Privacy Lawsuit Accuses HBO Of Sharing Subscriber Data With Facebook Without Consent

woman tv popcorn
Can streaming services share your viewing history? Not without your permission. HBO currently faces a class action lawsuit in which it has been accussed of knowingly sharing its customers' viewing histories with social media platforms without their explicit consent.

The lawsuit alleges that HBO shares customer lists with Facebook. This in turn permits Facebook to match a person’s HBO viewing list with their Facebook profile. HBO directly benefits from this action because Facebook can use this information to target and re-target certain ads to HBO subscribers. It is a win-win situation for HBO and Facebook, but not necessarily for customers. The lawsuit furthermore claims that HBO has committed these acts without customer consent. 

person tv remote
HBO Max’s privacy policy does state that the service uses cookies to deliver personalized ads and collects, uses, and shares data for other purposes. However, the lawsuit argues that HBO needs separate consent from customers to share their viewing histories due to the 1998 Video Privacy Protection Act. The 1998 Video Privacy Protection Act prevents the “wrongful disclosure of video tape rental or sale records,” or of other similar audio visual materials, outside the regular course of business. The law was passed after Supreme Court nominee Robert Bork's video rental history was shared. 

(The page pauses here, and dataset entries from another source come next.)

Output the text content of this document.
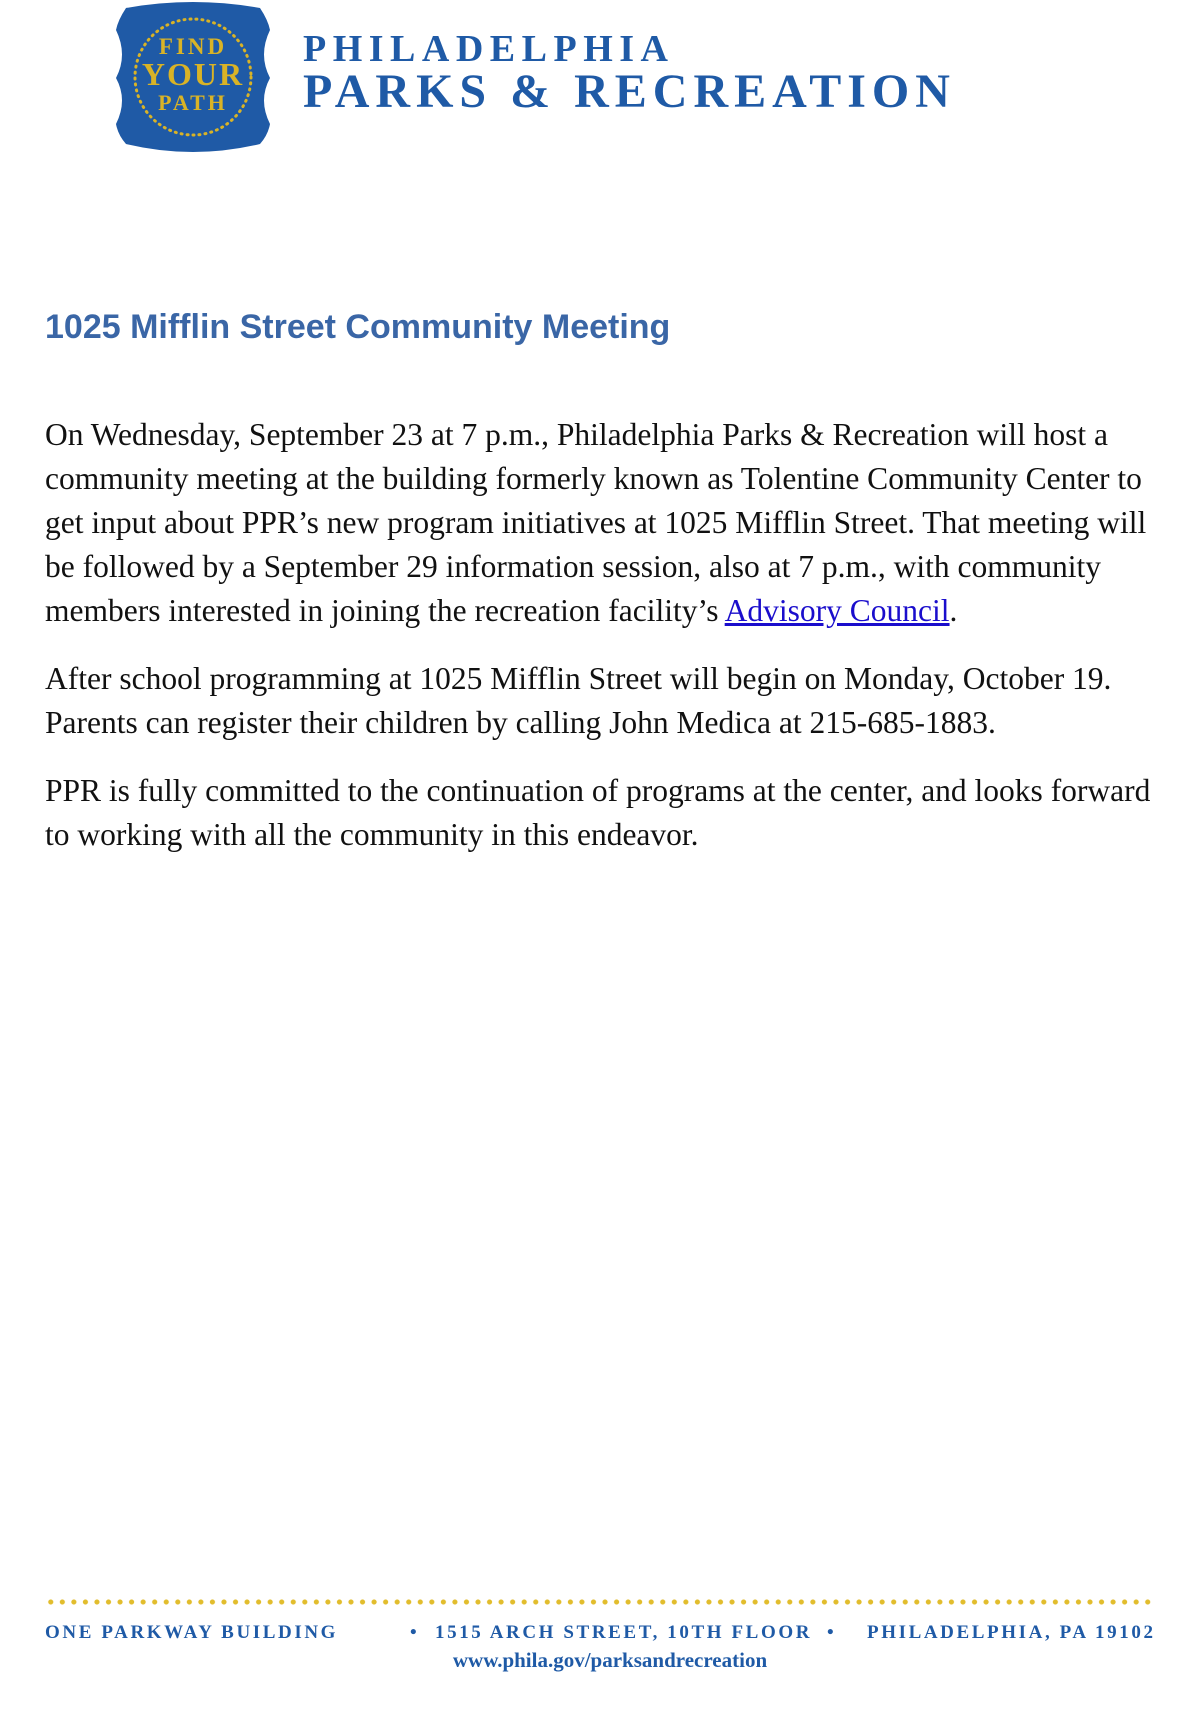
FIND
YOUR
PATH
PHILADELPHIA
PARKS & RECREATION
1025 Mifflin Street Community Meeting

On Wednesday, September 23 at 7 p.m., Philadelphia Parks & Recreation will host a community meeting at the building formerly known as Tolentine Community Center to get input about PPR’s new program initiatives at 1025 Mifflin Street. That meeting will be followed by a September 29 information session, also at 7 p.m., with community members interested in joining the recreation facility’s Advisory Council.

After school programming at 1025 Mifflin Street will begin on Monday, October 19. Parents can register their children by calling John Medica at 215-685-1883.

PPR is fully committed to the continuation of programs at the center, and looks forward to working with all the community in this endeavor.

ONE PARKWAY BUILDING	• 1515 ARCH STREET, 10TH FLOOR • PHILADELPHIA, PA 19102
www.phila.gov/parksandrecreation
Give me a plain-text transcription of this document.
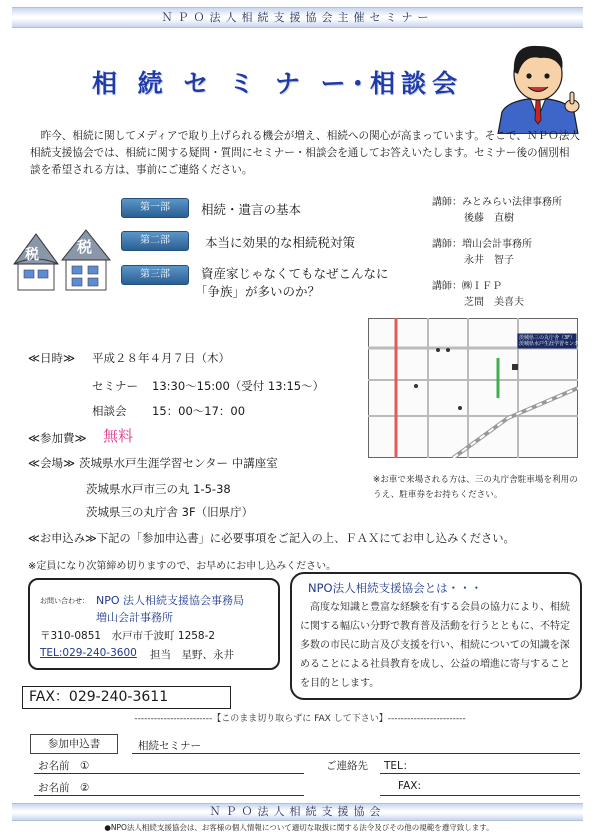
ＮＰＯ法人相続支援協会主催セミナー
相 続 セ ミ ナ ー･相談会
昨今、相続に関してメディアで取り上げられる機会が増え、相続への関心が高まっています。そこで、ＮＰＯ法人相続支援協会では、相続に関する疑問・質問にセミナー・相談会を通してお答えいたします。セミナー後の個別相談を希望される方は、事前にご連絡ください。
税	税
第一部	相続・遺言の基本
第二部	本当に効果的な相続税対策
第三部	資産家じゃなくてもなぜこんなに
「争族」が多いのか？
講師：みとみらい法律事務所
後藤　直樹
講師：増山会計事務所
永井　智子
講師：㈱ＩＦＰ
芝間　美喜夫
茨城県三の丸庁舎（3F）
茨城県水戸生涯学習センター
≪日時≫ 平成２８年４月７日（木）
セミナー 13:30～15:00（受付 13:15～）
相談会 15：00～17：00
≪参加費≫ 無料
≪会場≫ 茨城県水戸生涯学習センター 中講座室
茨城県水戸市三の丸 1-5-38
茨城県三の丸庁舎 3F（旧県庁）
※お車で来場される方は、三の丸庁舎駐車場を利用のうえ、駐車券をお持ちください。
≪お申込み≫下記の「参加申込書」に必要事項をご記入の上、ＦＡＸにてお申し込みください。
※定員になり次第締め切りますので、お早めにお申し込みください。
お問い合わせ： NPO 法人相続支援協会事務局
増山会計事務所
〒310-0851　水戸市千波町 1258-2
TEL:029-240-3600 担当　星野、永井
NPO法人相続支援協会とは・・・
高度な知識と豊富な経験を有する会員の協力により、相続に関する幅広い分野で教育普及活動を行うとともに、不特定多数の市民に助言及び支援を行い、相続についての知識を深めることによる社員教育を成し、公益の増進に寄与することを目的とします。
FAX：029-240-3611
------------------------【このまま切り取らずに FAX して下さい】------------------------
参加申込書	相続セミナー
お名前　①	ご連絡先 TEL：
お名前　②	FAX:
ＮＰＯ法人相続支援協会
●NPO法人相続支援協会は、お客様の個人情報について適切な取扱に関する法令及びその他の規範を遵守致します。
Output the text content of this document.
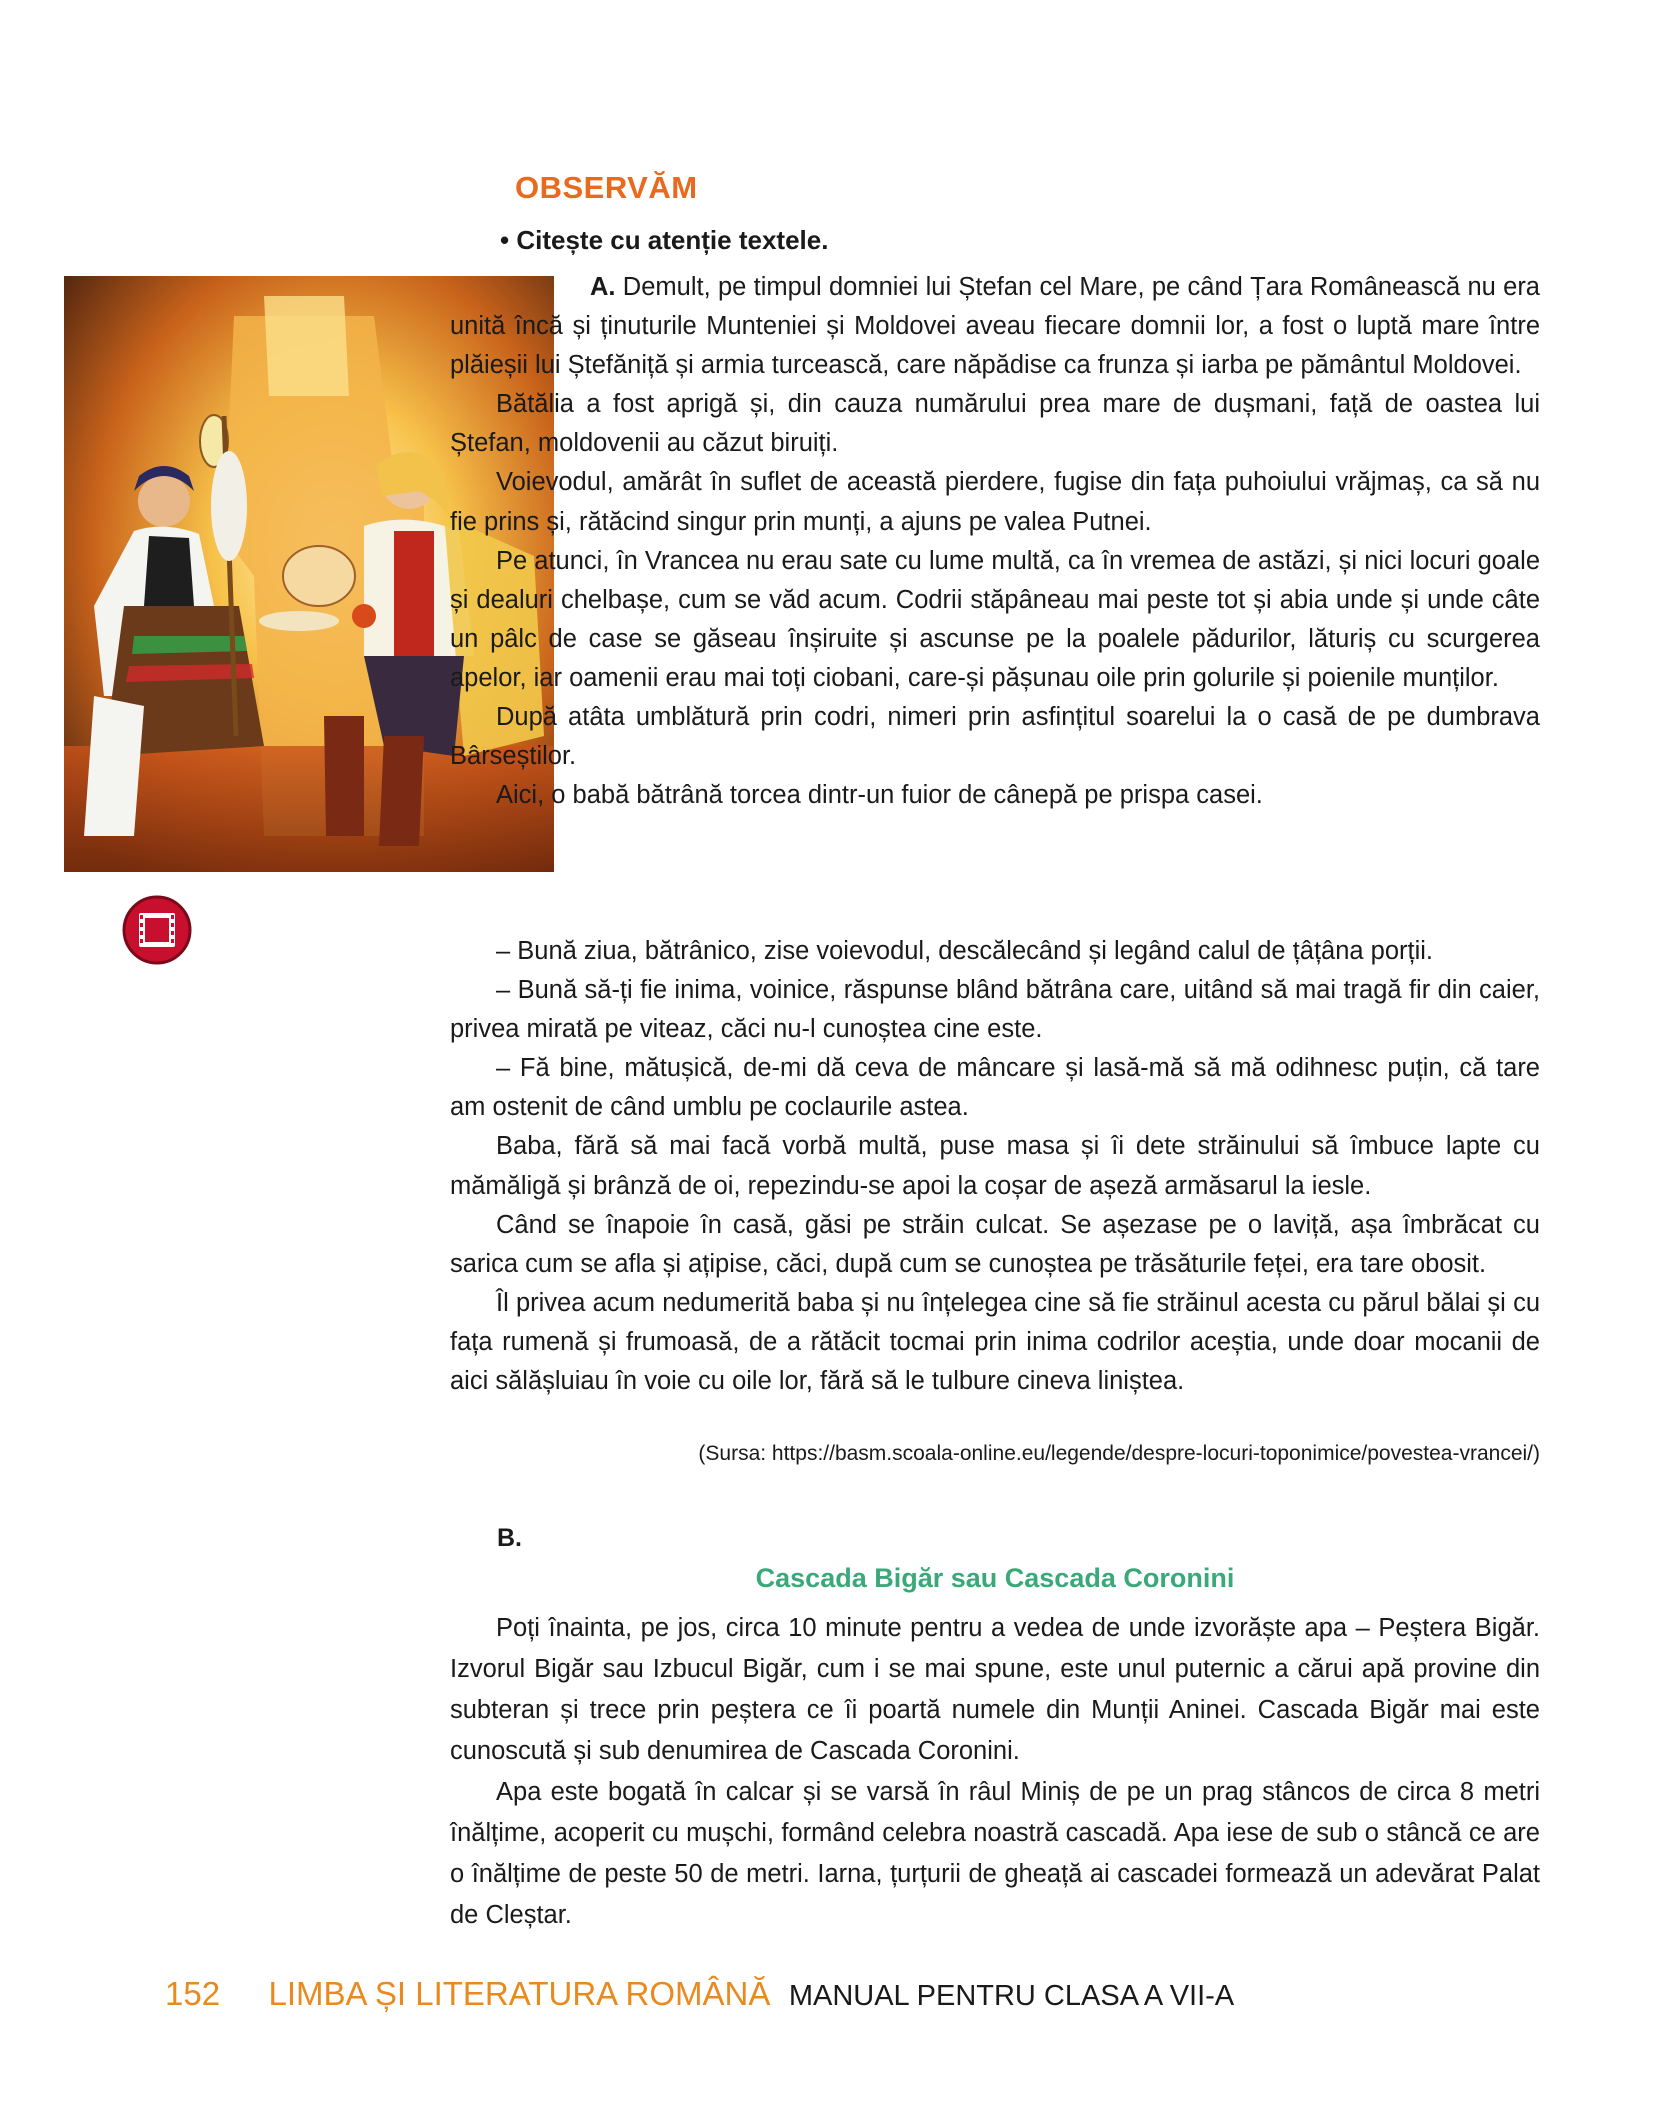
OBSERVĂM
• Citește cu atenție textele.

A. Demult, pe timpul domniei lui Ștefan cel Mare, pe când Țara Românească nu era unită încă și ținuturile Munteniei și Moldovei aveau fiecare domnii lor, a fost o luptă mare între plăieșii lui Ștefăniță și armia turcească, care năpădise ca frunza și iarba pe pământul Moldovei.

Bătălia a fost aprigă și, din cauza numărului prea mare de dușmani, față de oastea lui Ștefan, moldovenii au căzut biruiți.

Voievodul, amărât în suflet de această pierdere, fugise din fața puhoiului vrăjmaș, ca să nu fie prins și, rătăcind singur prin munți, a ajuns pe valea Putnei.

Pe atunci, în Vrancea nu erau sate cu lume multă, ca în vremea de astăzi, și nici locuri goale și dealuri chelbașe, cum se văd acum. Codrii stăpâneau mai peste tot și abia unde și unde câte un pâlc de case se găseau înșiruite și ascunse pe la poalele pădurilor, lăturiș cu scurgerea apelor, iar oamenii erau mai toți ciobani, care-și pășunau oile prin golurile și poienile munților.

După atâta umblătură prin codri, nimeri prin asfințitul soarelui la o casă de pe dumbrava Bârseștilor.

Aici, o babă bătrână torcea dintr-un fuior de cânepă pe prispa casei.

– Bună ziua, bătrânico, zise voievodul, descălecând și legând calul de țâțâna porții.

– Bună să-ți fie inima, voinice, răspunse blând bătrâna care, uitând să mai tragă fir din caier, privea mirată pe viteaz, căci nu-l cunoștea cine este.

– Fă bine, mătușică, de-mi dă ceva de mâncare și lasă-mă să mă odihnesc puțin, că tare am ostenit de când umblu pe coclaurile astea.

Baba, fără să mai facă vorbă multă, puse masa și îi dete străinului să îmbuce lapte cu mămăligă și brânză de oi, repezindu-se apoi la coșar de așeză armăsarul la iesle.

Când se înapoie în casă, găsi pe străin culcat. Se așezase pe o laviță, așa îmbrăcat cu sarica cum se afla și ațipise, căci, după cum se cunoștea pe trăsăturile feței, era tare obosit.

Îl privea acum nedumerită baba și nu înțelegea cine să fie străinul acesta cu părul bălai și cu fața rumenă și frumoasă, de a rătăcit tocmai prin inima codrilor aceștia, unde doar mocanii de aici sălășluiau în voie cu oile lor, fără să le tulbure cineva liniștea.

(Sursa: https://basm.scoala-online.eu/legende/despre-locuri-toponimice/povestea-vrancei/)
B.
Cascada Bigăr sau Cascada Coronini

Poți înainta, pe jos, circa 10 minute pentru a vedea de unde izvorăște apa – Peștera Bigăr. Izvorul Bigăr sau Izbucul Bigăr, cum i se mai spune, este unul puternic a cărui apă provine din subteran și trece prin peștera ce îi poartă numele din Munții Aninei. Cascada Bigăr mai este cunoscută și sub denumirea de Cascada Coronini.

Apa este bogată în calcar și se varsă în râul Miniș de pe un prag stâncos de circa 8 metri înălțime, acoperit cu mușchi, formând celebra noastră cascadă. Apa iese de sub o stâncă ce are o înălțime de peste 50 de metri. Iarna, țurțurii de gheață ai cascadei formează un adevărat Palat de Cleștar.

152 LIMBA ȘI LITERATURA ROMÂNĂ MANUAL PENTRU CLASA A VII-A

Hulu was accused of the same actions in 2011 as it had also provided video viewing history with Facebook. However, Hulu won the lawsuit in 2015 because the court found “the absence of any issue of material fact that Hulu actually knew that Facebook might combine information that identified Hulu users with separate information specifying which video that user was watching.” The main difference with the HBO lawsuit is that the plaintiffs are accusing HBO of knowingly offering this information without user consent.

The HBO lawsuit has been filed in New York on behalf of HBO Max subscribers Angel McDaniel and Constance Simon and is being handled by law firm Bursor and Fisher. The firm has a proven track record with class action and data privacy lawsuits. They helped file a class action lawsuit in 2015 against Hearst which accused the company of violating the state of Michigan’s Michigan Video Rental Privacy Act. Hearst ended up paying a $50 million USD settlement.